Des turbulences sont en vue du côté des financements publics de l’agriculture, alors que la séquence budgétaire s’ouvre et que les représentants agricoles menacent de reprendre la mobilisation. Pour éclairer ce débat, I4CE publie un état des lieux et une analyse environnementale des financements publics soutenant le secteur agricole, mais aussi les secteurs de l’industrie agroalimentaire, de la restauration et de la distribution.
D’après cette étude, 53,6 milliards d’euros de financements publics soutiennent notre agriculture et notre alimentation en 2024. Et contrairement à une idée reçue, tout ne vient pas de Bruxelles : les soutiens de l’État représentent 60 % du total, les collectivités territoriales 20 %. Ces soutiens agrègent les incitations, subventions, exonérations, investissements et dépenses de fonctionnement, de la fourche jusqu’à la fourchette.
Des progrès observés depuis 2018, à préserver dans le budget 2025
Bonne nouvelle : les financements publics favorables à la transition des secteurs agricole et alimentaire ont fortement progressé entre 2018 et 2024. Le budget de l’État est la principale source, et le secteur agricole le principal bénéficiaire de ces financements qui visent prioritairement la réduction des émissions de gaz à effet de serre (1 milliard d’euros), la réduction des pesticides (700 millions d’euros), un ensemble de pratiques agroécologiques et climatiques (600 millions d’euros) et la transition alimentaire (500 millions d’euros). Mauvaises nouvelles : ces financements favorables à la transition écologique représentent toujours moins de 10 % du total, et les lettres plafonds annonciatrices de coupes budgétaires dans la planification écologique risquent de stopper une dynamique jusque-là plutôt positive.

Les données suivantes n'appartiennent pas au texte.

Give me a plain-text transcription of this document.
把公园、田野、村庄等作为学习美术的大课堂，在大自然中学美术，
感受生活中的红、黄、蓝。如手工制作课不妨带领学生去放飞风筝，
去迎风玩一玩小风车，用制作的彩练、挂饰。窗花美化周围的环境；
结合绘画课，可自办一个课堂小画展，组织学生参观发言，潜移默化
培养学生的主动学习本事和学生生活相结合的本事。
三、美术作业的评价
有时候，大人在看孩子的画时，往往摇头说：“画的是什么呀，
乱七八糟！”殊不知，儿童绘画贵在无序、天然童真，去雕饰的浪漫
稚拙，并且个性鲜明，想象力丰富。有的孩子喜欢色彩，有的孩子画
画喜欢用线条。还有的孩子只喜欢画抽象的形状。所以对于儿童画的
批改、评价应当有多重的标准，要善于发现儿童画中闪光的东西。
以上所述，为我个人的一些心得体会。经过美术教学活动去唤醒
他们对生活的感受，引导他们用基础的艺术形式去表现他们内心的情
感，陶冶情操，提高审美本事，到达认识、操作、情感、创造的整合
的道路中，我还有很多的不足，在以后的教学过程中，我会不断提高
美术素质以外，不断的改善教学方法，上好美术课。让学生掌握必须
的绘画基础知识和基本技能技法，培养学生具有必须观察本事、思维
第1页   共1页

À court terme, ces financements de la planification écologique doivent être préservés, d’autant plus si l’acceptation d’autres options (fiscalité, réglementation) se révèle délicate par ailleurs. Mais vu d’une part les tensions budgétaires générales, et d’autre part l’importance de la transition écologique, il apparait incontournable de s’interroger sur des pistes pour mieux aligner les autres financements de l’agriculture et l’alimentation avec les objectifs environnementaux. Ci-dessous, un petit tour d’horizon de ces pistes. Aucune n’est simple, mais en explorer au moins certaines semble indispensable.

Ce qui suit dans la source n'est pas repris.